With the party’s handling of anti-semitism under a constant spotlight, Labour’s National Executive Committee agreed the definition and examples after a long meeting on Tuesday. Statements of clarification put forward by party leader Jeremy Corbyn were withdrawn after failing to win support. Cllr Gould said the adoption of the definition was necessary to help “heal” Labour’s relationship with the Jewish community.

Protesters, however, say the definition, adopted by hundreds of institutions around the world including Camden Council, and its examples could stop free speech criticism of Israel.

Geoffrey Robertson QC, father of Labour councillor Georgie Robertson, had said on Friday that the definition was “not fit for purpose”. His analysis for the Palestinian Return Centre, circulated by his Doughty Street Chamber, said the definition was “liable to chill legitimate criticisms of the state of Israel and coverage of human rights abuses against Palestinians”.

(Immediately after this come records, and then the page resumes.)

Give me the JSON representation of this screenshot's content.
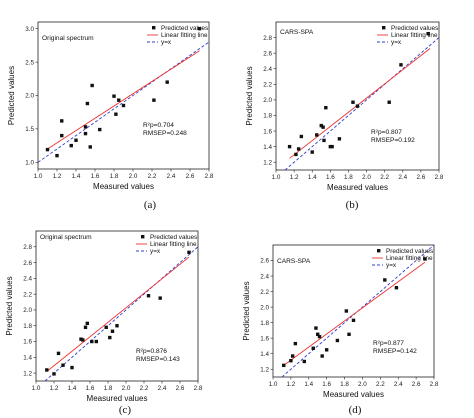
{
  "colors": {
    "points": "#111111",
    "fit": "#ee3333",
    "identity": "#2f3fc8",
    "axis": "#222222"
  },
  "chart_data": [
    {
      "type": "scatter",
      "panel_label": "(a)",
      "annotation": "Original spectrum",
      "xlabel": "Measured values",
      "ylabel": "Predicted values",
      "xlim": [
        1.0,
        2.8
      ],
      "ylim": [
        0.9,
        3.1
      ],
      "xticks": [
        "1.0",
        "1.2",
        "1.4",
        "1.6",
        "1.8",
        "2.0",
        "2.2",
        "2.4",
        "2.6",
        "2.8"
      ],
      "yticks": [
        "1.0",
        "1.5",
        "2.0",
        "2.5",
        "3.0"
      ],
      "legend": [
        "Predicted values",
        "Linear fitting line",
        "y=x"
      ],
      "stats": [
        "R²p=0.704",
        "RMSEP=0.248"
      ],
      "points": [
        [
          1.1,
          1.19
        ],
        [
          1.2,
          1.1
        ],
        [
          1.25,
          1.4
        ],
        [
          1.25,
          1.62
        ],
        [
          1.35,
          1.25
        ],
        [
          1.4,
          1.33
        ],
        [
          1.5,
          1.53
        ],
        [
          1.5,
          1.43
        ],
        [
          1.52,
          1.88
        ],
        [
          1.55,
          1.23
        ],
        [
          1.57,
          2.15
        ],
        [
          1.65,
          1.49
        ],
        [
          1.8,
          1.99
        ],
        [
          1.82,
          1.72
        ],
        [
          1.85,
          1.93
        ],
        [
          1.9,
          1.85
        ],
        [
          2.22,
          1.93
        ],
        [
          2.36,
          2.2
        ],
        [
          2.7,
          3.0
        ]
      ],
      "fit": [
        [
          1.1,
          1.2
        ],
        [
          2.7,
          2.67
        ]
      ]
    },
    {
      "type": "scatter",
      "panel_label": "(b)",
      "annotation": "CARS-SPA",
      "xlabel": "Measured values",
      "ylabel": "Predicted values",
      "xlim": [
        1.0,
        2.8
      ],
      "ylim": [
        1.1,
        3.0
      ],
      "xticks": [
        "1.0",
        "1.2",
        "1.4",
        "1.6",
        "1.8",
        "2.0",
        "2.2",
        "2.4",
        "2.6",
        "2.8"
      ],
      "yticks": [
        "1.2",
        "1.4",
        "1.6",
        "1.8",
        "2.0",
        "2.2",
        "2.4",
        "2.6",
        "2.8"
      ],
      "legend": [
        "Predicted values",
        "Linear fitting line",
        "y=x"
      ],
      "stats": [
        "R²p=0.807",
        "RMSEP=0.192"
      ],
      "points": [
        [
          1.15,
          1.4
        ],
        [
          1.22,
          1.3
        ],
        [
          1.25,
          1.37
        ],
        [
          1.28,
          1.53
        ],
        [
          1.4,
          1.33
        ],
        [
          1.45,
          1.55
        ],
        [
          1.5,
          1.67
        ],
        [
          1.52,
          1.65
        ],
        [
          1.53,
          1.48
        ],
        [
          1.55,
          1.9
        ],
        [
          1.6,
          1.4
        ],
        [
          1.62,
          1.4
        ],
        [
          1.7,
          1.5
        ],
        [
          1.85,
          1.97
        ],
        [
          1.9,
          1.92
        ],
        [
          2.25,
          1.97
        ],
        [
          2.38,
          2.45
        ],
        [
          2.68,
          2.85
        ]
      ],
      "fit": [
        [
          1.15,
          1.25
        ],
        [
          2.7,
          2.66
        ]
      ]
    },
    {
      "type": "scatter",
      "panel_label": "(c)",
      "annotation": "Original spectrum",
      "xlabel": "Measured values",
      "ylabel": "Predicted values",
      "xlim": [
        1.0,
        2.8
      ],
      "ylim": [
        1.1,
        3.0
      ],
      "xticks": [
        "1.0",
        "1.2",
        "1.4",
        "1.6",
        "1.8",
        "2.0",
        "2.2",
        "2.4",
        "2.6",
        "2.8"
      ],
      "yticks": [
        "1.2",
        "1.4",
        "1.6",
        "1.8",
        "2.0",
        "2.2",
        "2.4",
        "2.6",
        "2.8"
      ],
      "legend": [
        "Predicted values",
        "Linear fitting line",
        "y=x"
      ],
      "stats": [
        "R²p=0.876",
        "RMSEP=0.143"
      ],
      "points": [
        [
          1.12,
          1.24
        ],
        [
          1.2,
          1.19
        ],
        [
          1.25,
          1.45
        ],
        [
          1.3,
          1.3
        ],
        [
          1.4,
          1.27
        ],
        [
          1.5,
          1.63
        ],
        [
          1.52,
          1.62
        ],
        [
          1.55,
          1.78
        ],
        [
          1.57,
          1.83
        ],
        [
          1.62,
          1.6
        ],
        [
          1.67,
          1.6
        ],
        [
          1.78,
          1.78
        ],
        [
          1.82,
          1.65
        ],
        [
          1.85,
          1.73
        ],
        [
          1.9,
          1.8
        ],
        [
          2.25,
          2.18
        ],
        [
          2.38,
          2.15
        ],
        [
          2.7,
          2.73
        ]
      ],
      "fit": [
        [
          1.12,
          1.22
        ],
        [
          2.7,
          2.67
        ]
      ]
    },
    {
      "type": "scatter",
      "panel_label": "(d)",
      "annotation": "CARS-SPA",
      "xlabel": "Measured values",
      "ylabel": "Predicted values",
      "xlim": [
        1.0,
        2.8
      ],
      "ylim": [
        1.1,
        2.8
      ],
      "xticks": [
        "1.0",
        "1.2",
        "1.4",
        "1.6",
        "1.8",
        "2.0",
        "2.2",
        "2.4",
        "2.6",
        "2.8"
      ],
      "yticks": [
        "1.2",
        "1.4",
        "1.6",
        "1.8",
        "2.0",
        "2.2",
        "2.4",
        "2.6"
      ],
      "legend": [
        "Predicted values",
        "Linear fitting line",
        "y=x"
      ],
      "stats": [
        "R²p=0.877",
        "RMSEP=0.142"
      ],
      "points": [
        [
          1.12,
          1.25
        ],
        [
          1.2,
          1.31
        ],
        [
          1.22,
          1.37
        ],
        [
          1.25,
          1.53
        ],
        [
          1.35,
          1.3
        ],
        [
          1.45,
          1.47
        ],
        [
          1.48,
          1.73
        ],
        [
          1.5,
          1.65
        ],
        [
          1.52,
          1.62
        ],
        [
          1.55,
          1.37
        ],
        [
          1.6,
          1.45
        ],
        [
          1.72,
          1.57
        ],
        [
          1.82,
          1.95
        ],
        [
          1.85,
          1.65
        ],
        [
          1.9,
          1.83
        ],
        [
          2.25,
          2.35
        ],
        [
          2.38,
          2.25
        ],
        [
          2.7,
          2.62
        ]
      ],
      "fit": [
        [
          1.12,
          1.25
        ],
        [
          2.7,
          2.58
        ]
      ]
    }
  ]
}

Around 200 gathered with placards outside the NEC meeting. Ms McCormack, who stepped down in Gospel Oak ward last year after telling the party she could no longer afford to live in Camden, copied in newspapers to her tweets, including the Evening Standard and the New Journal

She called for Camden Council and the local Labour Party to “urgently investigate” whether Cllr Pearson had broken the Town Hall’s code of conduct by attending the protest, partly organised by members of Camden Momentum group.

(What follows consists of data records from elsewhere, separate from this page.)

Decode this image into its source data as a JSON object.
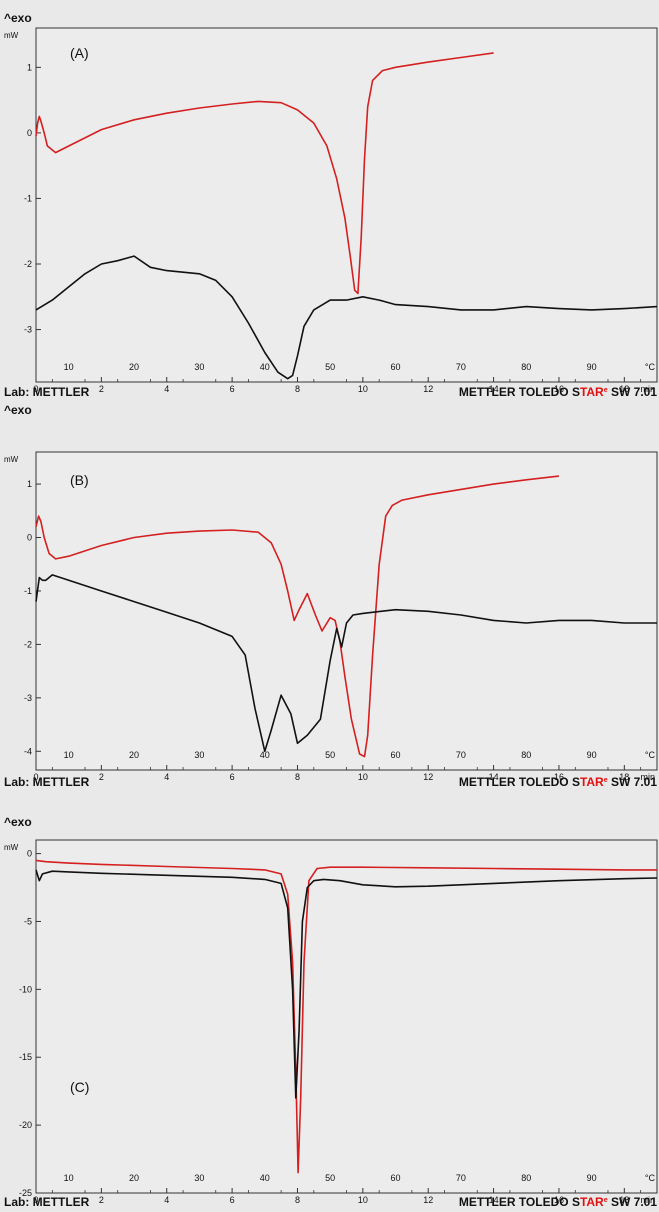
{
  "colors": {
    "background": "#e9e9e9",
    "frame": "#333333",
    "sample_red": "#d42020",
    "sample_black": "#111111"
  },
  "footer": {
    "lab": "Lab: METTLER",
    "software_prefix": "METTLER TOLEDO S",
    "software_mark": "TAR",
    "software_reg": "e",
    "software_suffix": " SW 7.01"
  },
  "chart_data": [
    {
      "type": "line",
      "panel_label": "(A)",
      "exo_label": "^exo",
      "y_unit": "mW",
      "x_unit": "min",
      "t_unit": "°C",
      "xlim": [
        0,
        19
      ],
      "ylim": [
        -3.8,
        1.6
      ],
      "y_ticks": [
        1,
        0,
        -1,
        -2,
        -3
      ],
      "x_ticks": [
        0,
        2,
        4,
        6,
        8,
        10,
        12,
        14,
        16,
        18
      ],
      "temp_ticks": [
        {
          "t": 10,
          "x": 1.0
        },
        {
          "t": 20,
          "x": 3.0
        },
        {
          "t": 30,
          "x": 5.0
        },
        {
          "t": 40,
          "x": 7.0
        },
        {
          "t": 50,
          "x": 9.0
        },
        {
          "t": 60,
          "x": 11.0
        },
        {
          "t": 70,
          "x": 13.0
        },
        {
          "t": 80,
          "x": 15.0
        },
        {
          "t": 90,
          "x": 17.0
        }
      ],
      "series": [
        {
          "color": "#d42020",
          "x": [
            0,
            0.05,
            0.1,
            0.15,
            0.25,
            0.35,
            0.6,
            1,
            2,
            3,
            4,
            5,
            6,
            6.8,
            7.5,
            8,
            8.5,
            8.9,
            9.2,
            9.45,
            9.62,
            9.75,
            9.85,
            9.95,
            10.05,
            10.15,
            10.3,
            10.6,
            11,
            12,
            13,
            14
          ],
          "y": [
            -0.05,
            0.15,
            0.25,
            0.18,
            0,
            -0.2,
            -0.3,
            -0.2,
            0.05,
            0.2,
            0.3,
            0.38,
            0.44,
            0.48,
            0.46,
            0.35,
            0.15,
            -0.2,
            -0.7,
            -1.3,
            -1.9,
            -2.4,
            -2.45,
            -1.6,
            -0.4,
            0.4,
            0.8,
            0.95,
            1.0,
            1.08,
            1.15,
            1.22
          ]
        },
        {
          "color": "#111111",
          "x": [
            0,
            0.5,
            1,
            1.5,
            2,
            2.5,
            3,
            3.5,
            4,
            5,
            5.5,
            6,
            6.5,
            7,
            7.4,
            7.7,
            7.85,
            8,
            8.2,
            8.5,
            9,
            9.5,
            10,
            10.5,
            11,
            12,
            13,
            14,
            15,
            16,
            17,
            18,
            19
          ],
          "y": [
            -2.7,
            -2.55,
            -2.35,
            -2.15,
            -2.0,
            -1.95,
            -1.88,
            -2.05,
            -2.1,
            -2.15,
            -2.25,
            -2.5,
            -2.9,
            -3.35,
            -3.65,
            -3.75,
            -3.7,
            -3.4,
            -2.95,
            -2.7,
            -2.55,
            -2.55,
            -2.5,
            -2.55,
            -2.62,
            -2.65,
            -2.7,
            -2.7,
            -2.65,
            -2.68,
            -2.7,
            -2.68,
            -2.65
          ]
        }
      ]
    },
    {
      "type": "line",
      "panel_label": "(B)",
      "exo_label": "^exo",
      "y_unit": "mW",
      "x_unit": "min",
      "t_unit": "°C",
      "xlim": [
        0,
        19
      ],
      "ylim": [
        -4.35,
        1.6
      ],
      "y_ticks": [
        1,
        0,
        -1,
        -2,
        -3,
        -4
      ],
      "x_ticks": [
        0,
        2,
        4,
        6,
        8,
        10,
        12,
        14,
        16,
        18
      ],
      "temp_ticks": [
        {
          "t": 10,
          "x": 1.0
        },
        {
          "t": 20,
          "x": 3.0
        },
        {
          "t": 30,
          "x": 5.0
        },
        {
          "t": 40,
          "x": 7.0
        },
        {
          "t": 50,
          "x": 9.0
        },
        {
          "t": 60,
          "x": 11.0
        },
        {
          "t": 70,
          "x": 13.0
        },
        {
          "t": 80,
          "x": 15.0
        },
        {
          "t": 90,
          "x": 17.0
        }
      ],
      "series": [
        {
          "color": "#d42020",
          "x": [
            0,
            0.08,
            0.15,
            0.25,
            0.4,
            0.6,
            1,
            2,
            3,
            4,
            5,
            6,
            6.8,
            7.2,
            7.5,
            7.7,
            7.9,
            8.05,
            8.3,
            8.55,
            8.75,
            9.0,
            9.15,
            9.3,
            9.45,
            9.65,
            9.9,
            10.05,
            10.15,
            10.3,
            10.5,
            10.7,
            10.9,
            11.2,
            12,
            13,
            14,
            15,
            16
          ],
          "y": [
            0.2,
            0.4,
            0.3,
            0,
            -0.3,
            -0.4,
            -0.35,
            -0.15,
            0.0,
            0.08,
            0.12,
            0.14,
            0.1,
            -0.1,
            -0.5,
            -1.0,
            -1.55,
            -1.35,
            -1.05,
            -1.45,
            -1.75,
            -1.5,
            -1.55,
            -1.95,
            -2.6,
            -3.4,
            -4.05,
            -4.1,
            -3.7,
            -2.2,
            -0.5,
            0.4,
            0.6,
            0.7,
            0.8,
            0.9,
            1.0,
            1.08,
            1.15
          ]
        },
        {
          "color": "#111111",
          "x": [
            0,
            0.1,
            0.2,
            0.3,
            0.5,
            1,
            2,
            3,
            4,
            5,
            6,
            6.4,
            6.7,
            7.0,
            7.2,
            7.5,
            7.8,
            8.0,
            8.3,
            8.7,
            9.0,
            9.2,
            9.35,
            9.5,
            9.7,
            10,
            11,
            12,
            13,
            14,
            15,
            16,
            17,
            18,
            19
          ],
          "y": [
            -1.2,
            -0.75,
            -0.8,
            -0.8,
            -0.7,
            -0.8,
            -1.0,
            -1.2,
            -1.4,
            -1.6,
            -1.85,
            -2.2,
            -3.2,
            -4.0,
            -3.6,
            -2.95,
            -3.3,
            -3.85,
            -3.7,
            -3.4,
            -2.3,
            -1.7,
            -2.05,
            -1.6,
            -1.45,
            -1.42,
            -1.35,
            -1.38,
            -1.45,
            -1.55,
            -1.6,
            -1.55,
            -1.55,
            -1.6,
            -1.6
          ]
        }
      ]
    },
    {
      "type": "line",
      "panel_label": "(C)",
      "exo_label": "^exo",
      "y_unit": "mW",
      "x_unit": "min",
      "t_unit": "°C",
      "xlim": [
        0,
        19
      ],
      "ylim": [
        -25,
        1
      ],
      "y_ticks": [
        0,
        -5,
        -10,
        -15,
        -20,
        -25
      ],
      "x_ticks": [
        0,
        2,
        4,
        6,
        8,
        10,
        12,
        14,
        16,
        18
      ],
      "temp_ticks": [
        {
          "t": 10,
          "x": 1.0
        },
        {
          "t": 20,
          "x": 3.0
        },
        {
          "t": 30,
          "x": 5.0
        },
        {
          "t": 40,
          "x": 7.0
        },
        {
          "t": 50,
          "x": 9.0
        },
        {
          "t": 60,
          "x": 11.0
        },
        {
          "t": 70,
          "x": 13.0
        },
        {
          "t": 80,
          "x": 15.0
        },
        {
          "t": 90,
          "x": 17.0
        }
      ],
      "series": [
        {
          "color": "#d42020",
          "x": [
            0,
            0.3,
            1,
            2,
            4,
            6,
            7,
            7.5,
            7.7,
            7.85,
            7.95,
            8.02,
            8.1,
            8.2,
            8.35,
            8.6,
            9,
            10,
            12,
            14,
            16,
            18,
            19
          ],
          "y": [
            -0.5,
            -0.6,
            -0.7,
            -0.8,
            -0.95,
            -1.1,
            -1.2,
            -1.5,
            -3,
            -8,
            -16,
            -23.5,
            -18,
            -8,
            -2,
            -1.1,
            -1.0,
            -1.0,
            -1.05,
            -1.1,
            -1.15,
            -1.2,
            -1.2
          ]
        },
        {
          "color": "#111111",
          "x": [
            0,
            0.1,
            0.2,
            0.5,
            1,
            2,
            4,
            6,
            7,
            7.5,
            7.7,
            7.85,
            7.95,
            8.05,
            8.15,
            8.3,
            8.5,
            8.8,
            9.3,
            10,
            11,
            12,
            14,
            16,
            18,
            19
          ],
          "y": [
            -1.2,
            -2.0,
            -1.5,
            -1.3,
            -1.35,
            -1.45,
            -1.6,
            -1.75,
            -1.9,
            -2.2,
            -4,
            -10,
            -18,
            -13,
            -5,
            -2.5,
            -2.0,
            -1.9,
            -2.0,
            -2.3,
            -2.45,
            -2.4,
            -2.2,
            -2.0,
            -1.85,
            -1.8
          ]
        }
      ]
    }
  ]
}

“The NEC is rightly (if belatedly) seeking to address concerns of the Jewish community regard­­ing how our party defines and tackles anti-semitism,” said Ms McCormack, whose time on the council did not overlap with Cllr Pearson’s. “If a councillor, who has Jewish constituents, protests against the party taking those steps, what message does it send to those constituents about whether he respects and will heed their concerns?”

She then shared paragraphs of Camden’s code. One of her tweets identifying Cllr Pearson was shared by former council leader Sarah Hayward.

Cllr Gould said: “Camden Council unanimously passed the full IHRA definition of anti-semitism last year, led by Camden Labour group. The code clearly states that this should not prevent criticism of Israel. Alongside Camden’s two MPs, I have urged the party to adopt the full IHRA definition as a first step to healing our relationship with the Jewish community and living up to our values as an anti-racist movement that listens to minority groups.”

She added in relation to the demo: “I disagree with the views of those protesting, but I recognise their right to make their opinion heard. However, they are not speaking for Camden Labour group, which has a clear, public position that minority groups should take the lead in determining racism against them.”

Mr Rosenberg said: “The NEC result represented the high-energy collision of justice, malevolence and incompetence.”